A little vintage kitsch is lots of fun, but not when it has that dogeared, down-at-the-heels feeling. Decay is perfected to an art form in, for instance, Calcutta, where it seems kind of classy and old world. Here it feels depressing, like the old shopping mall that's lost its following to the big new Galleria.
It's hotter here than McLeod (had been led to believe it was cool here, but it only means cooler than the rest of India) and there are lots of flies. The flies mill about as aimlessly as all the lost-soul Yoga tourists (why do so many young people who come to study yoga and meditation puff cigarettes? seems counterproductive).
I did feel much better after dipping my feet and hands into the Ganges, which, though not flowing at full capacity, is still cold and clear here in the foothills. For those not clear on the geography (I sure wasn't), Rishikesh is not in the Himalayas....it's not even in the foothills of the Himalayas. Rather, it is at the feet of the foothills of the Himalayas. After evening arati (the traditional fire-offering ceremony) on the riverbank, a delicious, invigorating breeze kicks up. At the Paramarth Niketan arati, they have a fleet of baby monks (in this case, dressed in saffron robes with shaved heads and tiny Brahmin tufts that gives them a whimsical look like a Dr Seuss character) singing and clapping along.

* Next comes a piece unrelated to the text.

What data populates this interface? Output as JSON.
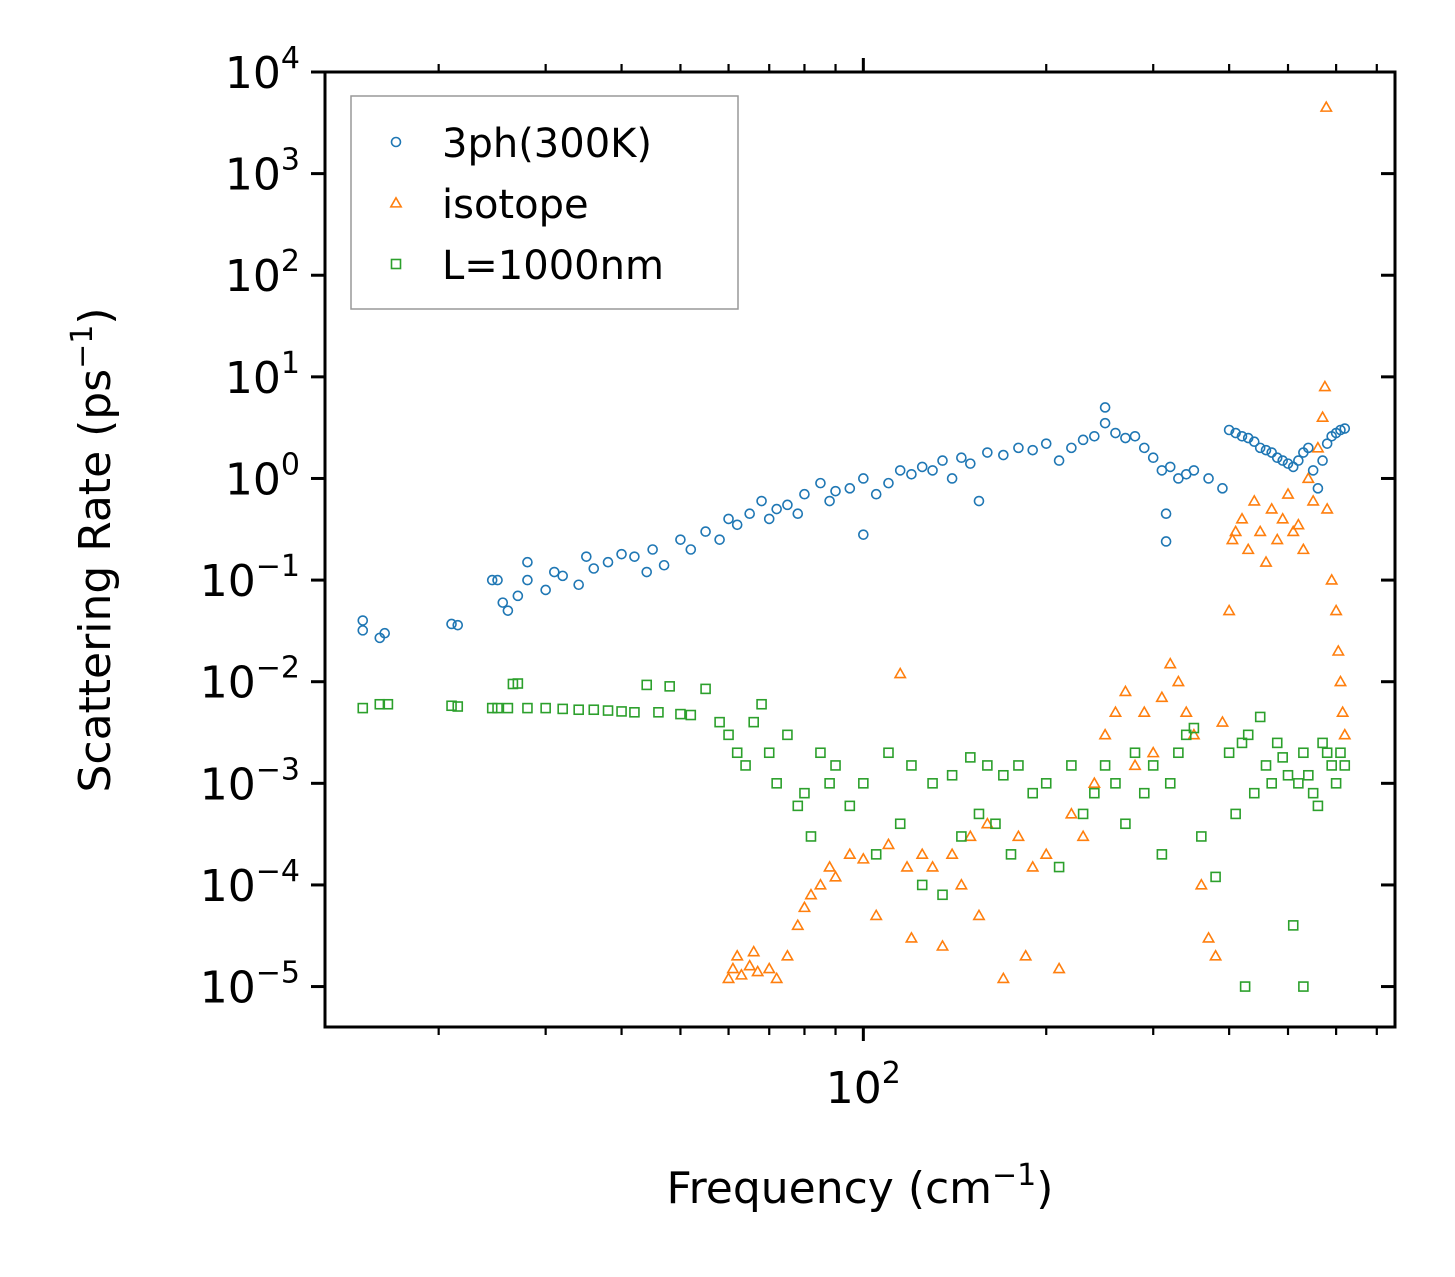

Maybe tomorrow I'll be rested enough to rise at dawn and have my first ritual bath in the holy river (can't believe I've been in India so long and still not had the cleansing bath in the Ganges).
Turn off your mind, relax and float downstream....
My dear friend Darkhorse will never forgive me if I leave here not having gotten photos of the Maharishi Mahesh Yogi ashram where the Beatles came some forty years ago. I think the Beatles
were bodhisattvas in disguise. After they made mind-blowing music and changed the world, one went on to promote peace (John), another to promote Eastern spirituality (George), and a third to promote vegetarianism (Paul).
I wonder what Ringo's mission was. Maybe just to show that someone has to be there for other people, be supportive, and stay out of the limelight. I think he will be the last Beatle standing. Maybe then the real Ringo will emerge and become a Starr.
Yes, it's corny. Way corny! I'm in RishiKitsch! It's compare and contrast: candy-coloured plaster painted statues of smiling caged devis vs. dour-faced matrons in technicolour saris living in the invisible cages of their families. Sickening sewage smells vs. sickly sweet incense. Indians wearing western clothes, who've come to see what the Westerners came to see; Westerners wearing Indian clothes who come to see something "Indian."